Brasil
Indústria e arrecadação batem recordes, mas cenário global ainda impõe incertezas
Enquanto Embraer e Receita Federal celebram marcos históricos no Brasil, tensões comerciais e tarifas internacionais geram turbulência nos balanços de gigantes globais
O segundo trimestre de 2025 trouxe números históricos para a indústria brasileira e para as contas públicas, com destaque para a Embraer, que encerrou o período com a maior carteira de pedidos da sua história: US$ 29,7 bilhões (R$ 160,3 bilhões). O desempenho da fabricante nacional de aeronaves foi impulsionado pela entrega de 61 aeronaves no período, um aumento de 30% em relação ao mesmo trimestre de 2024, e mais que o dobro do primeiro trimestre deste ano.
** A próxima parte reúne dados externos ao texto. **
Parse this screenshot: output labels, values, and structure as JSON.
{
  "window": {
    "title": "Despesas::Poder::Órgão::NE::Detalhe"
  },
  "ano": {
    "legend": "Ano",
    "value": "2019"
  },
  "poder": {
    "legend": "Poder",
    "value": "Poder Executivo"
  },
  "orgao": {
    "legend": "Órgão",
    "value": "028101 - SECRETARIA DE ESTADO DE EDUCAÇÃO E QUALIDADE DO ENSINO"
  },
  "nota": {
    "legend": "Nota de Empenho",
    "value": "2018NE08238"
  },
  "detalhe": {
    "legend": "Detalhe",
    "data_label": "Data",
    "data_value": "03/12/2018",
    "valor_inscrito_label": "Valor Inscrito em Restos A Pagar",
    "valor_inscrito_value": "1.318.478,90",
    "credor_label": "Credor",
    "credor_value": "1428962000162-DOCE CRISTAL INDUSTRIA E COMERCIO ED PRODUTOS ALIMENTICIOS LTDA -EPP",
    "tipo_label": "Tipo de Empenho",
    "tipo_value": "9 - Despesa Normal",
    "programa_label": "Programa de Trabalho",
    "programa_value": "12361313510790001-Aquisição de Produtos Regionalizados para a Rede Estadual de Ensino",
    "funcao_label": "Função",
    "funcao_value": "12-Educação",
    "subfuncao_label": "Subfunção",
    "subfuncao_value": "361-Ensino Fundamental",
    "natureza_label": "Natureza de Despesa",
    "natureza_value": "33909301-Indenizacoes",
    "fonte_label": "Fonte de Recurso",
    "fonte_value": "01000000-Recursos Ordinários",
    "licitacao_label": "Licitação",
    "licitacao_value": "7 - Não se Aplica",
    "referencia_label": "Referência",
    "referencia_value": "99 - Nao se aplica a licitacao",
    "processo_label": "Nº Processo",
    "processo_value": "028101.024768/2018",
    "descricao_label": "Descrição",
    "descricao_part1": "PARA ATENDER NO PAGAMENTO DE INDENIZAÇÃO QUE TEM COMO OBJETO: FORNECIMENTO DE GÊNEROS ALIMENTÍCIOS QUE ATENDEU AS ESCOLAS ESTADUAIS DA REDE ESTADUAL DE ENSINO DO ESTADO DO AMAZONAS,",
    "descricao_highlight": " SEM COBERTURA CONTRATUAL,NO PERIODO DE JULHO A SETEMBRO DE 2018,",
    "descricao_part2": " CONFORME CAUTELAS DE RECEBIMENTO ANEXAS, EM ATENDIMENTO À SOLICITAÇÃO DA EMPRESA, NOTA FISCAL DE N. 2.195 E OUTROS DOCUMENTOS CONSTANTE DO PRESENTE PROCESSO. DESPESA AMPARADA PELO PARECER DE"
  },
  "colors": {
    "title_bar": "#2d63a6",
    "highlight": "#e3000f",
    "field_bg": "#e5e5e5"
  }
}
A divisão de aviação comercial da Embraer registrou US$ 13,1 bilhões em pedidos, o maior valor desde 2017, com destaque para acordos estratégicos como a venda de 60 jatos E175-E1 para a SkyWest, com opção para mais 50, e 45 jatos E195-E2 para a Scandinavian Airlines (SAS) — o maior pedido da empresa escandinava nas últimas três décadas.
Outros segmentos da companhia também apresentaram crescimentos expressivos:
- Aviação Executiva: Carteira de US$ 7,4 bilhões, alta de 62% em relação ao 2T24.
- Defesa e Segurança: Carteira de US$ 4,3 bilhões, o dobro de 2024, com entrega de quatro A-29 Super Tucano ao Paraguai.
- Serviços e Suporte: Maior carteira da história, crescimento de 55% em relação ao ano anterior.
Com esses números, a Embraer reforça sua posição como um dos grandes players da indústria global aeronáutica e antecipa que o segundo semestre deve trazer impactos positivos adicionais, especialmente com as ações de nivelamento da produção.
Arrecadação federal também atinge recorde histórico
Em paralelo, o governo federal registrou arrecadação recorde para o mês de junho, com R$ 234,59 bilhões, segundo a Receita Federal — alta real de 6,62% em relação ao mesmo mês de 2024. No acumulado do primeiro semestre, o total arrecadado chegou a R$ 1,426 trilhão, 4,38% acima do registrado no ano anterior, mesmo considerando a inflação.
Entre os tributos que puxaram o crescimento destacam-se:
- Imposto de Renda sobre ganho de capital: Alta de 19,19%
- IOF: Crescimento de 38,83%
- Receitas previdenciárias: Alta de 6,61%
A melhora da arrecadação contribuiu para a revisão na contenção orçamentária do governo, que reduziu o bloqueio de verbas dos ministérios de R$ 31,3 bilhões para R$ 10,7 bilhões, embora parte da receita adicional venha de leilões não recorrentes do pré-sal.
Cenário global: balanços positivos, mas incertezas com tarifas
No exterior, as big techs e farmacêuticas mantêm otimismo, mas montadoras e siderúrgicas sofrem com tarifas comerciais impostas pelos Estados Unidos. A Alphabet (Google), SK Hynix e Infosys superaram previsões de lucro e anunciaram aumento nos investimentos, mesmo diante da instabilidade regulatória global.
A SK Hynix, fornecedora da Nvidia, destacou-se com lucro recorde devido à forte demanda por chips de inteligência artificial, enquanto a Infosys elevou suas projeções de receita. Já empresas como Hyundai, General Motors e Tesla relataram quedas expressivas nos lucros, atribuídas diretamente às novas tarifas dos EUA, que afetam tanto veículos quanto peças importadas.
A General Motors, por exemplo, informou que perdeu US$ 1,1 bilhão no trimestre devido aos encargos comerciais. A Tesla enfrentou seu pior trimestre de vendas em mais de 10 anos, segundo Elon Musk, que atribuiu a queda ao fim de incentivos fiscais para veículos elétricos.
Apesar das incertezas no cenário global, o Brasil celebra uma fase positiva em seus principais indicadores econômicos e industriais, com crescimento na arrecadação, avanços na indústria de defesa e consolidação da Embraer como potência global no setor aeronáutico. Resta observar como a economia mundial responderá aos desdobramentos da guerra comercial e seus impactos nas cadeias de suprimentos.